Re: My ideas about infinity in Scheme (revised)
Alex Shinn 22 May 2005 11:46 UTC
On 5/22/05, Aubrey Jaffer <xxxxxx@alum.mit.edu> wrote:
>
> | Even if this SRFI won't specify exact infinity, it should not use
> | the "syntax of numerical constants" 1/0 and -1/0, but +inf.0 and
> | -inf.0 instead, so that a latter SRFI can use 1/0 and -1/0 as exact
> | infinity.
>
> In hundreds of years of using rational numbers, mathematicians have
> not discovered 1/0 to be a useful extension to the rational numbers.
Well, mathematically 1/0 isn't real or complex either, as it doesn't
obey the properties of a field and breaks the fundamental theorem of
algebra.
Nonetheless it's a useful concept, particularly in limited computer
mathematics, and has precedent in other languages. The lack of
precedent in rational infinity is likely due to the lack of rationals
in other languages. I see no particular reason why real infinity
should be any more or less useful than rational infinity.
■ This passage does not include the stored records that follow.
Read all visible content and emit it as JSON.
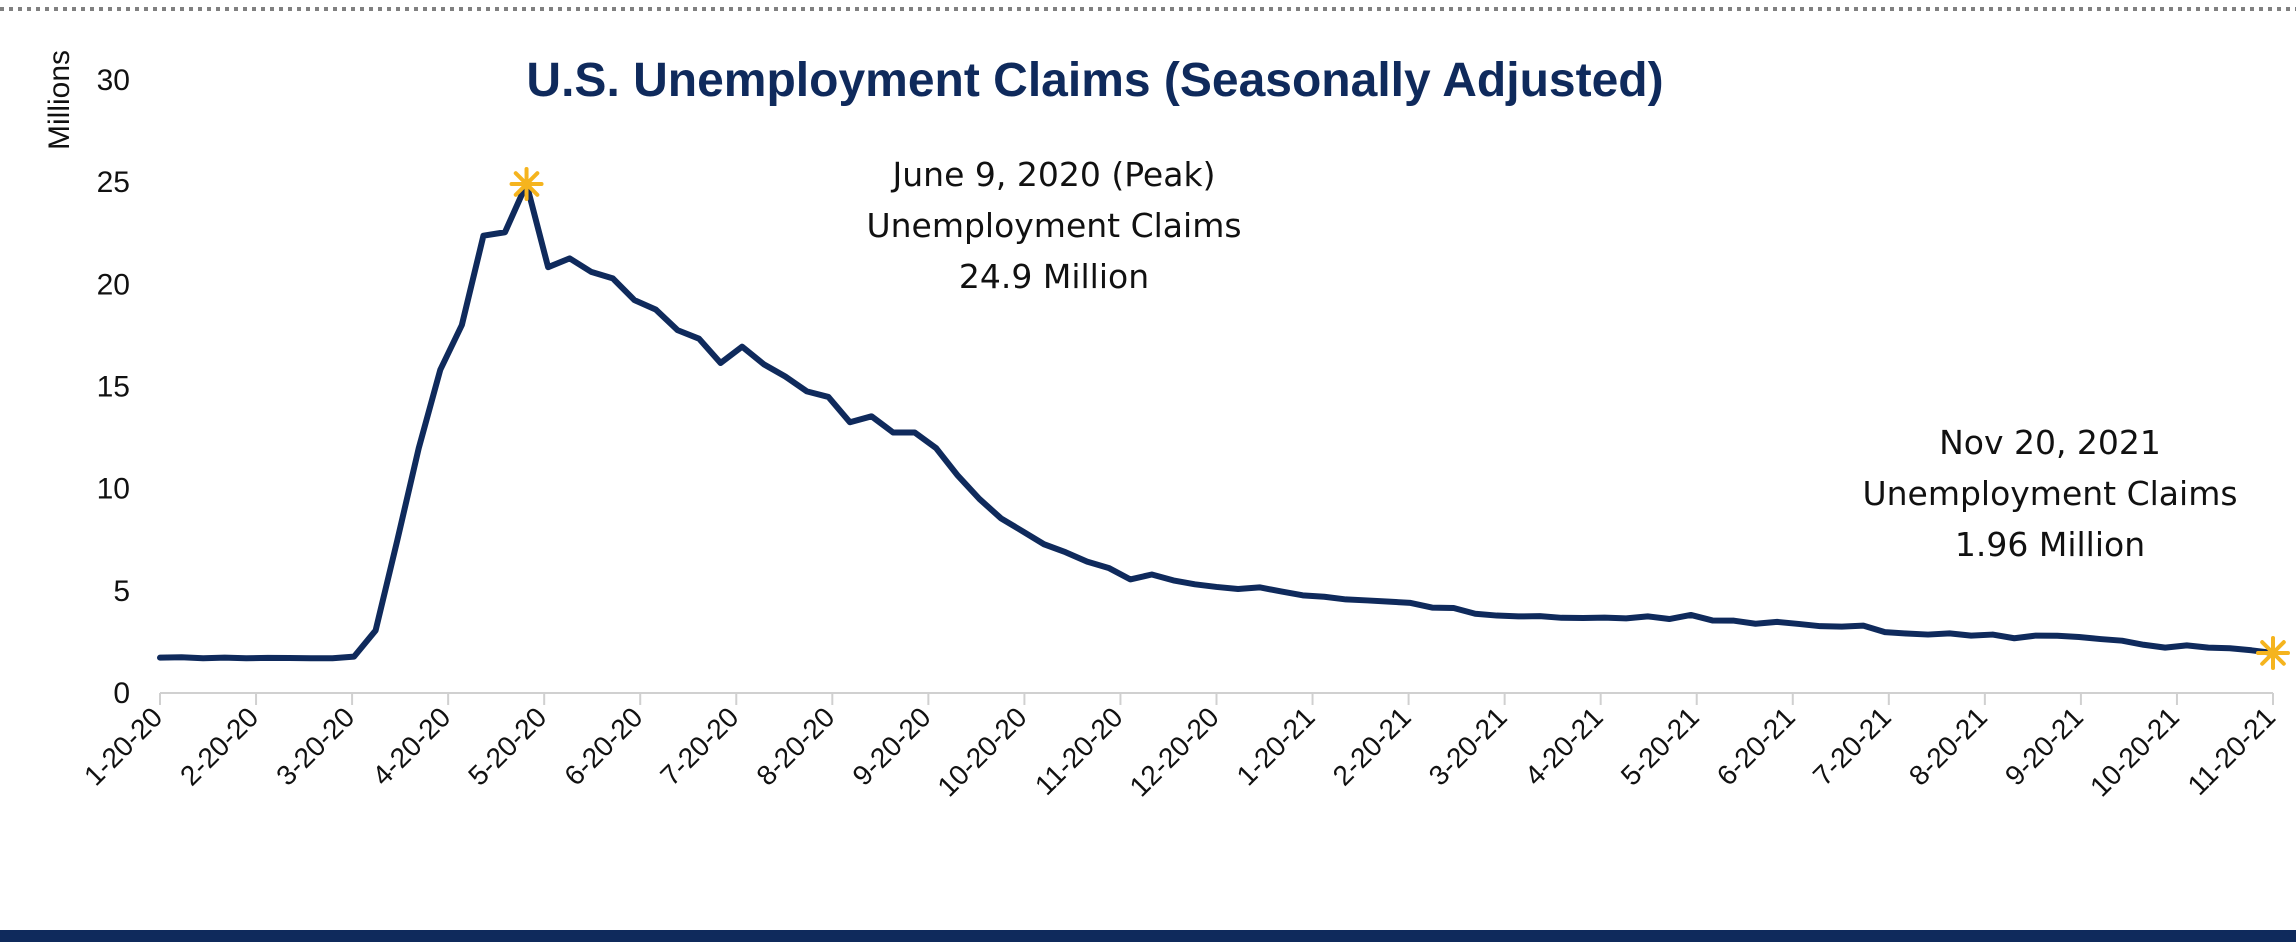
{
  "colors": {
    "line": "#0f2a5c",
    "marker": "#f5b41e",
    "title": "#0f2a5c",
    "footer_bar": "#0f2a5c",
    "dotted_rule": "#808080",
    "axis": "#d0d0d0"
  },
  "chart_data": {
    "type": "line",
    "title": "U.S. Unemployment Claims (Seasonally Adjusted)",
    "ylabel": "Millions",
    "xlabel": "",
    "ylim": [
      0,
      30
    ],
    "yticks": [
      0,
      5,
      10,
      15,
      20,
      25,
      30
    ],
    "grid": false,
    "legend": "none",
    "x_tick_labels": [
      "1-20-20",
      "2-20-20",
      "3-20-20",
      "4-20-20",
      "5-20-20",
      "6-20-20",
      "7-20-20",
      "8-20-20",
      "9-20-20",
      "10-20-20",
      "11-20-20",
      "12-20-20",
      "1-20-21",
      "2-20-21",
      "3-20-21",
      "4-20-21",
      "5-20-21",
      "6-20-21",
      "7-20-21",
      "8-20-21",
      "9-20-21",
      "10-20-21",
      "11-20-21"
    ],
    "series": [
      {
        "values": [
          1.73,
          1.75,
          1.7,
          1.73,
          1.7,
          1.72,
          1.71,
          1.7,
          1.7,
          1.78,
          3.06,
          7.45,
          11.98,
          15.82,
          18.01,
          22.38,
          22.55,
          24.91,
          20.84,
          21.27,
          20.61,
          20.29,
          19.23,
          18.76,
          17.76,
          17.34,
          16.15,
          16.95,
          16.09,
          15.49,
          14.76,
          14.49,
          13.25,
          13.54,
          12.75,
          12.75,
          11.98,
          10.64,
          9.5,
          8.55,
          7.92,
          7.28,
          6.89,
          6.43,
          6.12,
          5.56,
          5.8,
          5.51,
          5.32,
          5.19,
          5.09,
          5.17,
          4.97,
          4.78,
          4.71,
          4.58,
          4.53,
          4.47,
          4.41,
          4.18,
          4.16,
          3.88,
          3.79,
          3.75,
          3.76,
          3.68,
          3.67,
          3.69,
          3.65,
          3.75,
          3.62,
          3.82,
          3.55,
          3.54,
          3.39,
          3.48,
          3.38,
          3.27,
          3.25,
          3.3,
          2.98,
          2.91,
          2.86,
          2.92,
          2.81,
          2.86,
          2.68,
          2.81,
          2.8,
          2.74,
          2.64,
          2.56,
          2.36,
          2.22,
          2.33,
          2.22,
          2.19,
          2.09,
          1.96
        ]
      }
    ],
    "annotations": [
      {
        "lines": [
          "June 9, 2020 (Peak)",
          "Unemployment Claims",
          "24.9 Million"
        ],
        "point_value": 24.91
      },
      {
        "lines": [
          "Nov 20, 2021",
          "Unemployment Claims",
          "1.96 Million"
        ],
        "point_value": 1.96
      }
    ]
  }
}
However, there are efficiency concerns, and many Schemes will want to
implement infinity implicitly in terms of hardware IEEE floats. This
is an argument for making infinities only inexact reals, though then
you'd also be implicitly moving 0/0 into the reals.
> While the number syntax of R5RS can be readily extended to include
> +inf.0, -inf.0 (because of the leading sign). "nan.0" runs afoul of
> R5RS 2.1 Identifiers:
I've seen "+nan.0" used. Personally I prefer "0/0".